The golf coach resorted to scolding his prized pupil, a putting lesson was finally learned, and on Sunday a beaming Chun In-gee was hugging the silver trophy as U.S. Women's Open champion.

By: | Published: July 13, 2015 8:57 AM

The golf coach resorted to scolding his prized pupil, a putting lesson was finally learned, and on Sunday a beaming Chun In-gee was hugging the silver trophy as U.S. Women’s Open champion.

It was an uncharacteristic moment in the relationship between 20-year-old Chun and Park Won, who often preaches having fun. But it was an important step in the building of South Korea’s latest major winner.

“Her putting was the only weak point up until the last ANA Inspiration,” Park told Reuters about April’s first major of the year as he followed Chun outside the ropes at the start of Sunday’s final round at Lancaster Country Club.

“She had some difficulty changing the style of her backswing on her putting. She missed all the opportunities at the ANA Inspiration,” he said about her one-over total that left her tied for 41st, 10 shots behind winner Brittany Lincicome.

“That was the only time that I pretended to be mad at her,” the coach said.

“And she cried a little bit, and it worked. That was when she decided to change. That’s the only time I used (that tactic) since I met her four and a half years ago.”

Despite her reluctance, she made the change and it started clicking, said Park.

“When she saw the results she was happy about it and she asked me to get mad when she really needs to listen,” he said with a gentle chuckle.

The putting change and a recent alteration in her backswing to turn her decisive draw into a slight right-to-left shape, worked wonders.

“Her shot-making ability has been improving dramatically,” he said about the backswing change. “She can move the ball right to left and left to right, and she is having a lot of fun with that.”

The bubbly Chun, a mathematics whiz kid who fell in love with golf after being introduced to it by her father, put it all together and notched three wins on the Korean LPGA tour and another on the Japan Tour before claiming the U.S. Open crown.

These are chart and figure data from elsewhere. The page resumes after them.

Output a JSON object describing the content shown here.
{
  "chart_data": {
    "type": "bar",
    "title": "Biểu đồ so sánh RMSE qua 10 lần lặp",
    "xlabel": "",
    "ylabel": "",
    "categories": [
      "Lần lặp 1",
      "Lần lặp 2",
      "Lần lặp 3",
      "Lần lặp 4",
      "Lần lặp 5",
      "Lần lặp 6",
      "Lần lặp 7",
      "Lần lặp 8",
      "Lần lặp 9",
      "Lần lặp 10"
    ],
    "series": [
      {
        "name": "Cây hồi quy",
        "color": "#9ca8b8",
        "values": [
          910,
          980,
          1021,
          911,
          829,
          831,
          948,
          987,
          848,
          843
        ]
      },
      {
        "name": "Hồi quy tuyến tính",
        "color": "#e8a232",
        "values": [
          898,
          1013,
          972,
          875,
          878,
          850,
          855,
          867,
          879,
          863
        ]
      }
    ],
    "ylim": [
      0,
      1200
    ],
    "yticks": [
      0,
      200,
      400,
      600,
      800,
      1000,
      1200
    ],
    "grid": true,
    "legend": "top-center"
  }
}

Park, who holds a Ph.D. in environmental management from Michigan State and also works as a TV golf commentator, said Chun has reached about 90 percent of her potential but already possesses the most important ingredient for success in golf.

“At this level, it’s about enjoyment, and she already has that feeling about golf,” he said.

“Today’s objective of the round is enjoying, even the misses,” he said as she embarked on what would be a career defining round.

“Because something good can come out of misses and be carried on to the next hole.”